Three years after my last appearance at the Recreation ground I went for a gentle jog in Hyde Park, just to see what impact three years of inactivity had on my general fitness. After eleven minutes I was hanging over the railings emptying the contents of my stomach. How could I possibly be in such poor shape?
I had a decision to make, either never run again or, do something about my pathetic fitness level. I decided on the latter and started to jog three times a week. After a few weeks (noticing little if any improvement in my fitness) a lad I worked with started to run with me. Mark and I pounded the streets and parks of London; He was 10 years younger and did a lot of talking while I listened. A couple of weeks later, I had another decision to make; Mark had suggested we both enter the Dublin Marathon taking place six months later at the end of October!
To put this in perspective, I had never run more than three miles in my life without stopping. During an England training weekend at Bisham Abbey, near Marlow, the squad finished a day of training with a 4-5mile run, (most of the squad). After a mile I noticed an inviting church-yard surrounded by a medium height wall, it took one athletic leap and a couple of seconds before I was hidden from view. All I needed was to remain awake and re-join the group on the way back. I can't begin to describe my surprise when fellow Bath team-mate Stuart Barnes almost landed on top of me a minute later, having made a similar decision regarding the benefits of distance running for 'sprinters.'
After six months training I found myself in Dublin 'running for fun' (an oxymoron surely) trying to complete 26.2 miles. My great friend Andy Ripley gave me one piece of advice, "Start slow and get slower." Unfortunately I'd never felt so fit in my life and went off a bit too quickly, swept up by the occasion.

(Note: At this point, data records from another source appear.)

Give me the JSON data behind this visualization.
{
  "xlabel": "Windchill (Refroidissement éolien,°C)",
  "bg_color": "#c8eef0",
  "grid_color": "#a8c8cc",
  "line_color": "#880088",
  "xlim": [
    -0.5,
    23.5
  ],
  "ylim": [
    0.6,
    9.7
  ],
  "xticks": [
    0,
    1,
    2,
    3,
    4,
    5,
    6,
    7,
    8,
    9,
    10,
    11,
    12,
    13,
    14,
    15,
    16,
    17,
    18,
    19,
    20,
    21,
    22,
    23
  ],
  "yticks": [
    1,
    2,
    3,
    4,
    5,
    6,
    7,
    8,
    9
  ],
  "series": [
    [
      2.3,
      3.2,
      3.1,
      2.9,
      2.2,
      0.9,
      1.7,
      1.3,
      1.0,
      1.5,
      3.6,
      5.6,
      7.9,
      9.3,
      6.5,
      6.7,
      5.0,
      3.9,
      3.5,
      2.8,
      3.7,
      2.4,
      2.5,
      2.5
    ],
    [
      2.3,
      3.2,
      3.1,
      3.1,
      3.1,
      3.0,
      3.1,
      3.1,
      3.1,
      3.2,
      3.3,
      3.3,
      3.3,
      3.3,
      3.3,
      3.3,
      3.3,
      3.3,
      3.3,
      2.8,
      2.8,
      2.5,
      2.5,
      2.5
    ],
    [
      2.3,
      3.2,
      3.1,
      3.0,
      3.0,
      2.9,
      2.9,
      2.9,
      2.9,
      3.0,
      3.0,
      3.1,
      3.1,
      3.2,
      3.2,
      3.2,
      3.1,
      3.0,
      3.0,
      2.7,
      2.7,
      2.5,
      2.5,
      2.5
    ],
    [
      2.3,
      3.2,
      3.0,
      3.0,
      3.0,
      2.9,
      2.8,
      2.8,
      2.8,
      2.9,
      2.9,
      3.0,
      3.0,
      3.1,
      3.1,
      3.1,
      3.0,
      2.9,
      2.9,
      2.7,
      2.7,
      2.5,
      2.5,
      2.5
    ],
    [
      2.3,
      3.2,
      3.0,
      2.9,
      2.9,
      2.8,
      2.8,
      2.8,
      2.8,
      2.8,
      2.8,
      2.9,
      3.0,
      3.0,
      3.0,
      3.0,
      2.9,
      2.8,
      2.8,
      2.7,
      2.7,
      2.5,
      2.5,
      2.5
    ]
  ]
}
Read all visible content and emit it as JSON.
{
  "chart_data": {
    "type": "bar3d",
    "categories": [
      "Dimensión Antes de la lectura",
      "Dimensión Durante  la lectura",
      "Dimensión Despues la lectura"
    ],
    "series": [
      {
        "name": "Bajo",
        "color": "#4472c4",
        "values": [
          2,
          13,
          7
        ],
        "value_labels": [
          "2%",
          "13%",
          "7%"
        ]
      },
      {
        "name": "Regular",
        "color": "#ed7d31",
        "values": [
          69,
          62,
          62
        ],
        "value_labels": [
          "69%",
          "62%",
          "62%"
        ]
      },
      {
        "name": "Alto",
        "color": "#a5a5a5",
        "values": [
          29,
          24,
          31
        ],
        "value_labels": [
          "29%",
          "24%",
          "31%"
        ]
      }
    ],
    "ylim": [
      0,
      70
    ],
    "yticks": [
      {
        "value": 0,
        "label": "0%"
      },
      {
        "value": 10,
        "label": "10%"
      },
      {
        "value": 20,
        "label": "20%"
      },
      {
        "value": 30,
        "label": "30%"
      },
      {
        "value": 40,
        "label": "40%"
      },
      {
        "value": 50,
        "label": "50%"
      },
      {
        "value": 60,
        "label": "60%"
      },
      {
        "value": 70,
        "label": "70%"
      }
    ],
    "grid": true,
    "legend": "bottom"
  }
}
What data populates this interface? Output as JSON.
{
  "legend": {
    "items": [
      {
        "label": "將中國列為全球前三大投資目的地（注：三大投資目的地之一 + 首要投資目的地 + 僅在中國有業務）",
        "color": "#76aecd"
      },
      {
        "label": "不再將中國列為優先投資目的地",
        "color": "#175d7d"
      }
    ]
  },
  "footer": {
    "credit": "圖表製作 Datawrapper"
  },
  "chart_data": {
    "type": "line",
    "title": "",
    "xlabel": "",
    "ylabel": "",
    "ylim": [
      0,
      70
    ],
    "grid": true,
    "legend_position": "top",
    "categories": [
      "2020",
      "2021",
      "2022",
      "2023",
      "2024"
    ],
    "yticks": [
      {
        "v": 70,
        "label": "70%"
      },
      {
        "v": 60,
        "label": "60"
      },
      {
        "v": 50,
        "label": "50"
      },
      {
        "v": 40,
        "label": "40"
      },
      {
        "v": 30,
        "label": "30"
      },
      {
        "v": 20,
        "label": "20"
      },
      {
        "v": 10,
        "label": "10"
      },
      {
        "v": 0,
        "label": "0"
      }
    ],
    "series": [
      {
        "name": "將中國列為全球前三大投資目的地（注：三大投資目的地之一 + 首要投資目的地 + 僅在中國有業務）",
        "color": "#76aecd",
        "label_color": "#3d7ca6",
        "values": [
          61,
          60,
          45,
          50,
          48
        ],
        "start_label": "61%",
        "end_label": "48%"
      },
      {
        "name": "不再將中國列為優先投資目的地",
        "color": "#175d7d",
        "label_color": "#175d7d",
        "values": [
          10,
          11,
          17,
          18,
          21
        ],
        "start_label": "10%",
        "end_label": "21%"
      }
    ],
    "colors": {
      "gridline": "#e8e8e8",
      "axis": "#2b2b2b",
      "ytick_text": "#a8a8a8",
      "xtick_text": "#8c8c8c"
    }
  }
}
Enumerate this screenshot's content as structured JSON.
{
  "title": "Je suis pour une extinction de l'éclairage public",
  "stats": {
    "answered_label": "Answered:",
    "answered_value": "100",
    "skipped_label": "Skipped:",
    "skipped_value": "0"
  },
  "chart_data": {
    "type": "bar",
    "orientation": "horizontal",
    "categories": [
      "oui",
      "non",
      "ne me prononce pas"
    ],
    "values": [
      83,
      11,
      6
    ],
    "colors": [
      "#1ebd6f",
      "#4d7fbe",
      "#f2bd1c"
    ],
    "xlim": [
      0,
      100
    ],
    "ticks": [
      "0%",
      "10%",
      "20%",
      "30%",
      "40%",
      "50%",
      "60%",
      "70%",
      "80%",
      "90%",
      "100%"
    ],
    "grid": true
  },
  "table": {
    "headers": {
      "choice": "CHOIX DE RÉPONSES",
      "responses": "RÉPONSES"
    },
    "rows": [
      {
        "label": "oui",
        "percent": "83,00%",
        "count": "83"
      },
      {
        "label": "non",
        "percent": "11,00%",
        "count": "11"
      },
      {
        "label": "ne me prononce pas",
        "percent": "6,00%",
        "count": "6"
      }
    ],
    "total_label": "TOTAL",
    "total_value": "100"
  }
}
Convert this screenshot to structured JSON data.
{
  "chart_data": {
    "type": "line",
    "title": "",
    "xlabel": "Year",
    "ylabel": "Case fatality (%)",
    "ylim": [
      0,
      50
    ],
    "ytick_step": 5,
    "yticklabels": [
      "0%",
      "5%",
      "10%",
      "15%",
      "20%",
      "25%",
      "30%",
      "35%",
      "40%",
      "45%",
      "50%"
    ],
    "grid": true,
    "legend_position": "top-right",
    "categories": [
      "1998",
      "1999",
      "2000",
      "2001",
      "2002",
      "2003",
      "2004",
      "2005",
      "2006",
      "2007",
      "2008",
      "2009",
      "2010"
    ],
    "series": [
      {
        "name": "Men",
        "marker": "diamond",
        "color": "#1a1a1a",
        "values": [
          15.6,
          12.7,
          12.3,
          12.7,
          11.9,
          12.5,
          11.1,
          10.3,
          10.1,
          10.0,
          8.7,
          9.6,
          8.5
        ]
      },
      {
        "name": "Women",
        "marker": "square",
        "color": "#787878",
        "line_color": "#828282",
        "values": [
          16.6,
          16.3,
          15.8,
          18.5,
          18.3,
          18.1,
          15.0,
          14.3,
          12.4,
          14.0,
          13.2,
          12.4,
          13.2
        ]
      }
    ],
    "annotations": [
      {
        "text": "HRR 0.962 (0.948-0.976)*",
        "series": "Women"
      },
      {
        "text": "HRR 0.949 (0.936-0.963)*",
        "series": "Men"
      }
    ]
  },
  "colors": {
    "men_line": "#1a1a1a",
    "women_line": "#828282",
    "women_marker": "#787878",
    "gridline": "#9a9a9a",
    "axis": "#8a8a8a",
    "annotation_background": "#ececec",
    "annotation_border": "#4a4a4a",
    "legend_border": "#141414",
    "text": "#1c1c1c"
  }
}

Publicly, I'd said I wanted to finish the race without stopping. Privately I wanted a time of 3hrs 45mins. I passed the half way mark in 1hr 40min, far too fast for my physical capability. At 20 miles I experienced cramp like never before, every time it eased I took two or three paces before the searing pain returned. Fifteen minutes later I entered Phoenix Park, limping, walking, shuffling, but mostly crying. I remember a lady wishing me luck and telling me it wasn't far to go. "Probably a bit too far for me," I responded. She opened the boot of her car, leant in and handed me a massive slice of apple pie. Not ideal fuel for a marathon but it was sufficient to get me to the finish line in 4hrs 7mins.
I announced, not as publicly as Sir Steve Redgrave I was never doing another marathon. However as the years passed I knew I had to break the four hour barrier. So in 2001 I ran the London Marathon (4hrs 47mins – chip time!). I have some unfinished business when it comes to physical challenges, and given the state of my knees I think cycling is next on the agenda. In the meantime, congratulations to everyone who completed the Bath Half earlier last month. A few of you have my money, you all have my admiration.